In his recorded keynote presentation, which can be found at IT conversations, Lane reminds us that eighty percent of the enterprise software industry profits currently go to just three companies, while seven thousand companies fight over the remainder. In order to succeed in this environment, he recommends that enterprise software vendors focus on ease of adoption, instantaneous value and a minimum IT footprint. He also says that “…vendors need to make it easy for users to get started and provide real value to the customer before she is required to pay. The user experience should be personalized and contextualized and the product should spread through the enterprise organically, via user recommendation, rather than by management edict.”

That is in fact how we built eRoom Technology to become a profitable $40M company in the early 2000’s. We provided easy ways for individuals and small teams to get started after which the solution would spread organically throughout the enterprise through user recommendations. By the time the CIO at KPMG decided to standardize on eRoom as their collaboration platform, there were already over 2,000 happy eRoom users in the company. We then tried to scale the ease of adoption process by releasing an ASP version of the product. While I still believe that was a good idea, that strategy was not widely successful as the ASP offering never fully got embraced by our “enterprise” sales force. The shift from big upfront payments and fat commission checks to a more predictable pay-as-you go scheme was just too much of a culture shock.

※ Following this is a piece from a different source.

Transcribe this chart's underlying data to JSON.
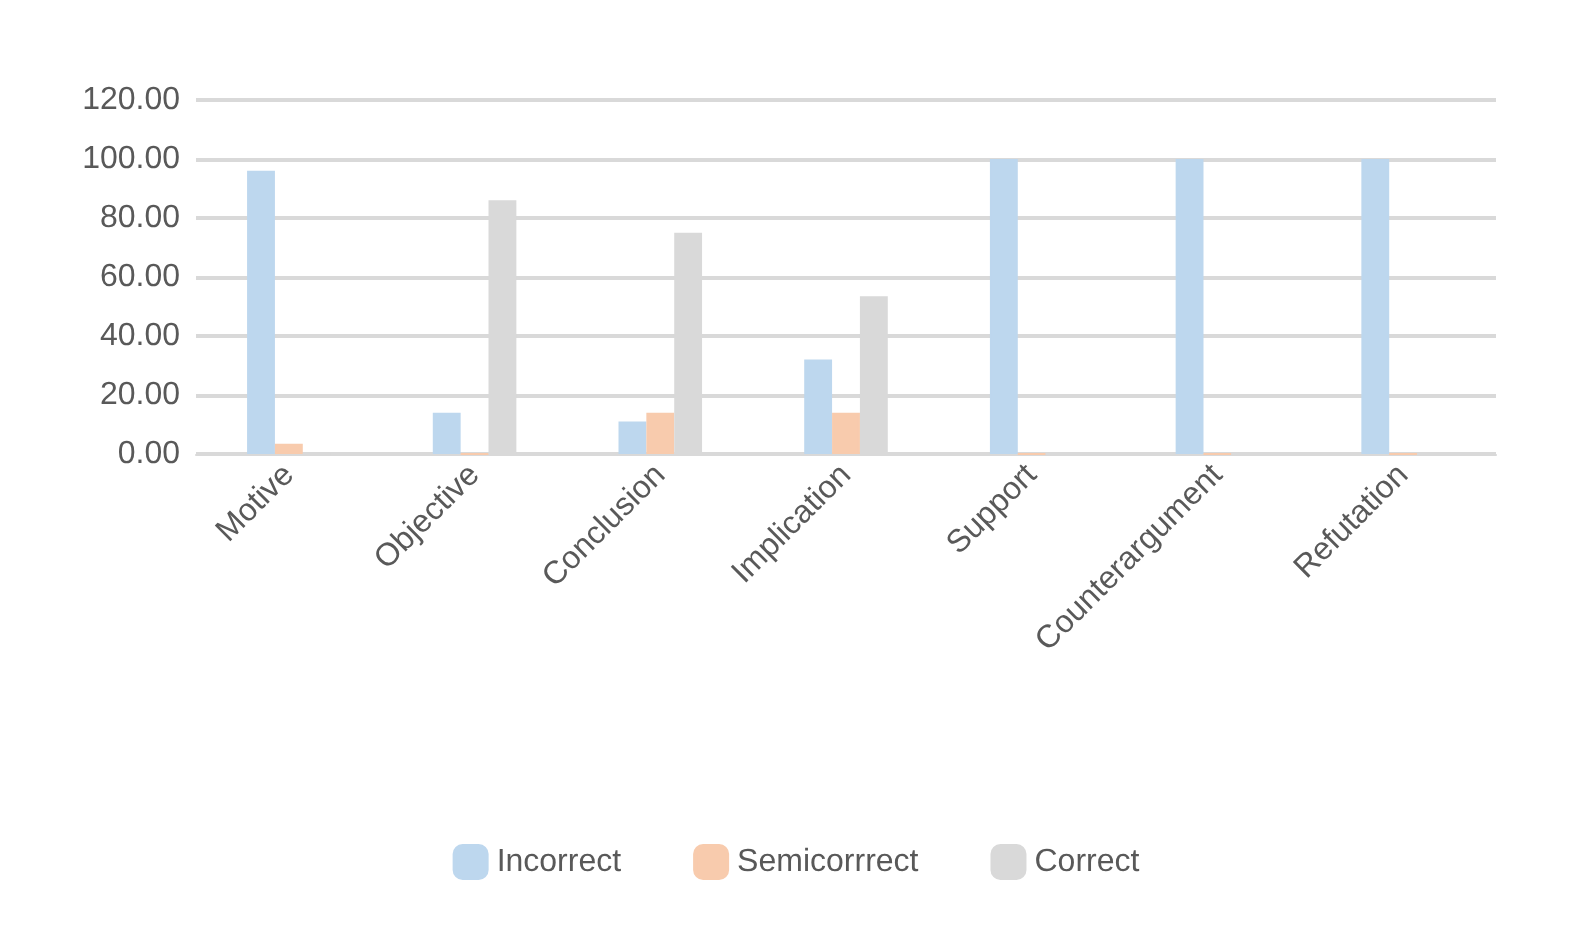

In a lot of ways, that is also what is happening with Enterprise 2.0 tools - the adoption of Web 2.0 technologies within the enterprise. But as Harvard Business Professor Andrew McAfee, who coined the Enterprise 2.0 term, predicts, most Enterprise 2.0 tools will remain confined to geek-heavy groups, companies or industries, or at best they may find spotty mainstream penetration.

Part of the reason here is that while the tools do spread organically, they still have a long way to go in terms of user friendliness, depth of features, and seamless integration. Without those aspects, non-geeky users and innovators will have a hard time finding value in the tools.